The study found longer-acting contraceptives, like intrauterine devices, or IUDS, and hormonal implants, are more effective than the pill, which girls can forget to take. Connie Jo Williams is director of the Teen Mother Program.
"The hormones are telling you you have a biological urge to be sexually active. I was told by a teen mother, you’re not thinking about birth control or anything else, you’re just thinking about the act of having sex."
Jennifer Williams also works with the Teen Mother Program.
"I’m a firm believer in abstinence until marriage. Unfortunately, a lot of times when they come to these clinics to get free birth control, they’re not telling them the long-term consequences of birth control use, of chemical hormone birth control pills, and long-term effects of abortion."
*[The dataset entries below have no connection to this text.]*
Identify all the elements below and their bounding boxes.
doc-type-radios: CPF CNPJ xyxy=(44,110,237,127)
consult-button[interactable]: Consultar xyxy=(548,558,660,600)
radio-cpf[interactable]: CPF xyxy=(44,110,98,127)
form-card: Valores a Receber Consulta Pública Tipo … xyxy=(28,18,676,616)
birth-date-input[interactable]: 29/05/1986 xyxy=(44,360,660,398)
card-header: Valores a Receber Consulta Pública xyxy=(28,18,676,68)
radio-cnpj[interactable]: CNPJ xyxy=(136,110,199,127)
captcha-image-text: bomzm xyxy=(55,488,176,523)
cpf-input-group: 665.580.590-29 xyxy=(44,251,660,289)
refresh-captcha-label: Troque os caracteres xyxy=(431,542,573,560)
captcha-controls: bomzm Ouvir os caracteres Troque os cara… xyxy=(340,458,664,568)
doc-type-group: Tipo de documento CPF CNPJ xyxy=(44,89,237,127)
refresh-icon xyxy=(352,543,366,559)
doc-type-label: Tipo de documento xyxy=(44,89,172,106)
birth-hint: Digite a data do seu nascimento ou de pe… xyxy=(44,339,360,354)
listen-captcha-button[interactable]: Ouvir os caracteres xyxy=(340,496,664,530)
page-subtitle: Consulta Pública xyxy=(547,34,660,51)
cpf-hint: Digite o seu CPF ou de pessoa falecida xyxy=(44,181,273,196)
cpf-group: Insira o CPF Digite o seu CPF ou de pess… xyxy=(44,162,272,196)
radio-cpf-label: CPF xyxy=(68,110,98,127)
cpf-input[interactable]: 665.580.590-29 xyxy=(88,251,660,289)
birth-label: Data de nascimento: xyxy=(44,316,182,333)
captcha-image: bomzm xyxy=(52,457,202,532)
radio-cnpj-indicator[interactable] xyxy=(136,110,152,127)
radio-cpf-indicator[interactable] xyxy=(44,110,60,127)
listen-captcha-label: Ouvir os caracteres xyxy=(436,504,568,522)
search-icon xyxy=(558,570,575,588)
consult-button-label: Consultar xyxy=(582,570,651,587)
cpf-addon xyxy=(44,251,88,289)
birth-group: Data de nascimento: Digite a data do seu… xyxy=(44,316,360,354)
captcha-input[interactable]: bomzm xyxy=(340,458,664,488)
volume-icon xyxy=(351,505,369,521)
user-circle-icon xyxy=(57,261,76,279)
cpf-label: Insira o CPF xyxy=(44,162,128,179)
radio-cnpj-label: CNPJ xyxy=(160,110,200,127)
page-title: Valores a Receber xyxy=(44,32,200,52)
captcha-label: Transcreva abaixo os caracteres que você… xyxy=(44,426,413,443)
Under President Obama’s health care reform, employers will soon be required to provide coverage for contraception. Shirley Henderson is spokeswoman for the Catholic Diocese of Biloxi.
"We do not want to be forced to include contraception and abortion services into our insurance. We are self-insured and because we are Roman Catholic, we do not want to offer that."
Members of the Catholic Archdiocese of Biloxi and Jackson have joined Catholic organizations across the country in suing the U.S. government over the new contraception requirements.